Ginkgo: tinnitus.

Botanical name: 

Newsgroups: alt.folklore.herbs
Subject: Re: gingko biloba
From: (Daniel Dorff)
Date: 2 Jun 1995 02:37:52 GMT

> Has anyone used this herb called Gingko Biloba?

This is a fairly reliable treatment for tinnitus (ringing in the ears). 30-50% of tinnitus sufferers find that gingko biloba extract pills reduce the intensity of the ringing. I take 2 60mg capsules a day. Similar to the explanation for brain functions, it appears to increase blood flow to the ears too.

From: (java2)

>Has anyone used this herb called Gingko Biloba? What does it do and has anyone had results?

It also ringing in the ears (titinitus). One capsule a day for 3 to 4 weeks. I have found that any recurrence will be stopped with one or two capsules.

From: (Jonathan Treasure) (jon) wrote:
> In case nobody has it, the questions I had in particular were: Can you eat ginkgo leaves whole, or is that not advisable? Can the leaves be made into a tea? What part of the ginkgo is used to make ginkgo biloba extract?

Eating the leaves, or even infusing them is not common practice. There is nothing to *STOP* you from doing it I suppose, but it would not be an effective way of ingesting medicinal amounts of the herb. You need a lot for results - which is why some companies have produced concentrated extracts which are the equivalent of about 80:1 strength of what they consider to be the active ingredients. In other words one gram of standardised extract is likkke eating 80 grams of dried leaf.It is the leaf that is used in herbal medicine.

From: (Jonathan Treasure)

Moses David Goldberg <> wrote:
>We should not forget that Gingko has been used for thousands of years in practice before reductionistic capitilistic herbal companies came out with standardized extracts. The healing effecacy and synergy of the gingo leaves in tea or tinctures should not be underscored. It may not have 24% of Gingkolodes per batch but I would rather take the tincture then all the packaging and evironmental waste that comes along in your $20 box of Standard Extract Pills.
>Hope that wasn't to judgemental...............
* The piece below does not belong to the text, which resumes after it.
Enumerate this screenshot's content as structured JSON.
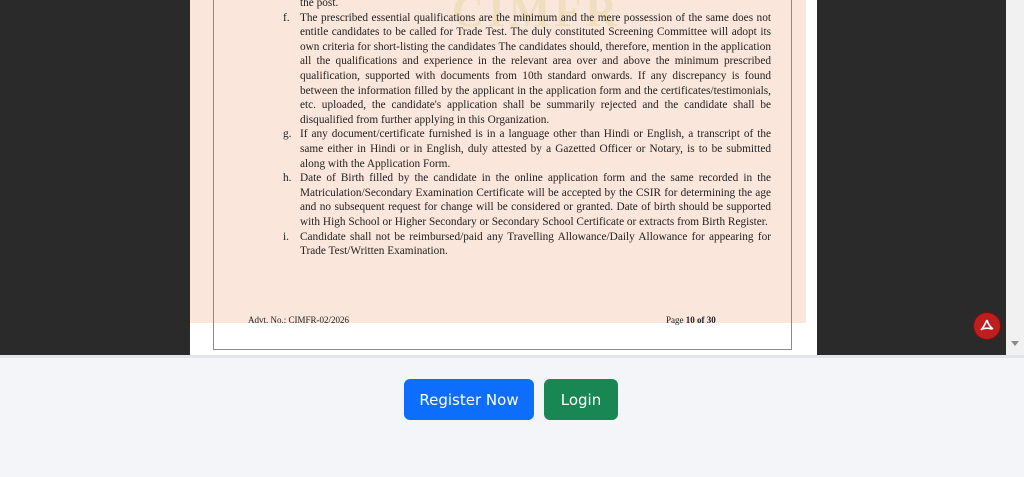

Not at all ! I agree with your predilection - it is the case that all the original European Gingko research was done with standard 1:3 tinctures. My own opposition to standardisation is not so much packaging although that is loathsome, but that it runs counter to the fundamental idea that the whole plant is the basis of its medicinal properties. Today's active ingredient is tomorrow's redundant constituent...who makes these decisions anyway? It is the scientific phytomedicine companies marketing departments... However - in the case of Gingko ( and one or two other herbs) there IS an argument for taking a *concentrated* format because a large amount of regular tincture is needed to achieve results in eg senile memory performance. It does not have to be standardised - a regular reconstituted solid extract would do the job.